Decoding Transcription Factor Complexes in Cell Identity

Transcription factors (TFs) are key proteins that regulate gene expression by binding to specific regions of the genome known as regulatory elements (REs) such as promoters and enhancers. TFs do not act alone but interact with a wide range of other proteins and RNAs to determine which genes are active in a particular cell type. These interactions are highly context-specific and enable cells to establish and maintain their identity and their disruption can cause cells to change identity. For example, during human development, signals such as cytokines activate specific TFs that drive the formation of different tissues from stem and progenitor cells.

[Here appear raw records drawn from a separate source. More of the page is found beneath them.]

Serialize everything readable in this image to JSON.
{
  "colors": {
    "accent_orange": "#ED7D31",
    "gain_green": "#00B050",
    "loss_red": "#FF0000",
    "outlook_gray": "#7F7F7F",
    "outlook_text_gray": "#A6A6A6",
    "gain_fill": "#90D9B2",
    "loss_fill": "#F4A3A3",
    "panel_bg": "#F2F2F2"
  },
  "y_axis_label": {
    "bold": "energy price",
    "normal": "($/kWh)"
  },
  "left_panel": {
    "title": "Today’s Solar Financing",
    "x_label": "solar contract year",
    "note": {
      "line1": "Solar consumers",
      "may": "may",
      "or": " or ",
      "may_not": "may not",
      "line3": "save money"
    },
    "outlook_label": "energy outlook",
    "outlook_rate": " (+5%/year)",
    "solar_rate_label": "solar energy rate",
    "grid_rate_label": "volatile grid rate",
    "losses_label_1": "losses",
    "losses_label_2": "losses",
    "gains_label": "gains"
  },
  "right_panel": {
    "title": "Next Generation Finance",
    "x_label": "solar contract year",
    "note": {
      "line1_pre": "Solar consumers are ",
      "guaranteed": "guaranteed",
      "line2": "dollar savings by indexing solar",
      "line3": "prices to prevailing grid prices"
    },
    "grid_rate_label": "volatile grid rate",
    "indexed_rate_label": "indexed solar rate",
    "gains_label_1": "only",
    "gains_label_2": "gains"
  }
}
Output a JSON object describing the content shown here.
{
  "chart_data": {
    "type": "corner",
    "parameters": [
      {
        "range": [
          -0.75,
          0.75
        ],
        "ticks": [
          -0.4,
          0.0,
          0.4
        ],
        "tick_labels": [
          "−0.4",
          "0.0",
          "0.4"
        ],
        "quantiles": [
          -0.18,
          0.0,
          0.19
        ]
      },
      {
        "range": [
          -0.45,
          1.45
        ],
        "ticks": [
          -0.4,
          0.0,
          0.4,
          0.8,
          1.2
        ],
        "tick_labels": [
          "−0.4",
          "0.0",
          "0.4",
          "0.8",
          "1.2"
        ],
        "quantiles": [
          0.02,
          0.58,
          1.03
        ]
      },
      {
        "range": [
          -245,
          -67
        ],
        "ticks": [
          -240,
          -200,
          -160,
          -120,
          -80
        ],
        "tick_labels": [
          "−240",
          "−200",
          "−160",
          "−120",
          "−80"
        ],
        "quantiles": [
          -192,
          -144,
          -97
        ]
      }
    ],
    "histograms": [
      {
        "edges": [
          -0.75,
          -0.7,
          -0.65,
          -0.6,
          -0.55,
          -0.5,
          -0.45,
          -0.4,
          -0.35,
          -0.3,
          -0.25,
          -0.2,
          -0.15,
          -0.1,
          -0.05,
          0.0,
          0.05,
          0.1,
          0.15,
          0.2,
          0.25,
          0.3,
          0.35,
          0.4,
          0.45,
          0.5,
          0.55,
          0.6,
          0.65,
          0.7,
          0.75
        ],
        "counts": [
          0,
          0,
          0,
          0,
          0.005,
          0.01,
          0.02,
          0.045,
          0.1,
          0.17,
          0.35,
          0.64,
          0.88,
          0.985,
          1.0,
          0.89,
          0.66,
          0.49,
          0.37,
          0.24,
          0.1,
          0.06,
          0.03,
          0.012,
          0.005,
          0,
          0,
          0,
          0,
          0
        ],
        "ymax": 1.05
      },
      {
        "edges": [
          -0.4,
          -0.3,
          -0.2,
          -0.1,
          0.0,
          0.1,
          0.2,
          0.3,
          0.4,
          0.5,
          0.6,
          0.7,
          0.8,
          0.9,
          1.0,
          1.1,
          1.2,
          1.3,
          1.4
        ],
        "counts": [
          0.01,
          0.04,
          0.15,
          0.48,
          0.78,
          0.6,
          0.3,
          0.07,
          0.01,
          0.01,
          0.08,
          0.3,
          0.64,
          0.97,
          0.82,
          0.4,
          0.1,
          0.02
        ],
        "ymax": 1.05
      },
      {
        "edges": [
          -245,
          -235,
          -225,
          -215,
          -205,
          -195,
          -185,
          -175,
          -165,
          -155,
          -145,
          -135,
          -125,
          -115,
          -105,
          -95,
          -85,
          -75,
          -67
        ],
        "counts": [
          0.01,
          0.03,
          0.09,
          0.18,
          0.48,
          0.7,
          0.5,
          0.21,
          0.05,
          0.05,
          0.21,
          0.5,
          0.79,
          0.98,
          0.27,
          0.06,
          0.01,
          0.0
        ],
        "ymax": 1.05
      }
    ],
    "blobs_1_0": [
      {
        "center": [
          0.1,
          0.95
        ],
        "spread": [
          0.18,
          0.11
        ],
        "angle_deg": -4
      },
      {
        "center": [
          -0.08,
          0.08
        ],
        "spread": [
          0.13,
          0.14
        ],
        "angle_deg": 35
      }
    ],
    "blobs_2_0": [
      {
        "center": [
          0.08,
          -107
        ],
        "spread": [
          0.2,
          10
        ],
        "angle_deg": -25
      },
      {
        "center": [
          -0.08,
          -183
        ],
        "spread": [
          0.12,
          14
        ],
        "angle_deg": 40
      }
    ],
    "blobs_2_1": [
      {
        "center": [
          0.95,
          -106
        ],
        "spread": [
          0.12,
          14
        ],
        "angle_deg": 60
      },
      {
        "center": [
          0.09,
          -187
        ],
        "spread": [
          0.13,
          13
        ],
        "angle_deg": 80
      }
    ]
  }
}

In disease contexts, including cancer, changes in TF activity or the accessibility of REs can lead to abnormal gene expression and the emergence of pathological cell states. While recent advances in epigenomics have mapped many of the REs used across various cell types and developmental stages, the molecules including proteins and RNAs that act at these sites to control gene expression and define cell identity remain largely unknown. This is mainly due to the lack of tools capable of dissecting the composition and function of individual regulatory regions. Importantly, our group has developed and adopted several innovative epigenetic techniques that enable the characterisation of mammalian protein complexes at single locus resolution. In this project, these tools will be used to define transcriptional complexes that govern key physiological and pathological cell states. Hence, this work will contribute to a deeper understanding of gene regulation and the molecular basis of cell identity.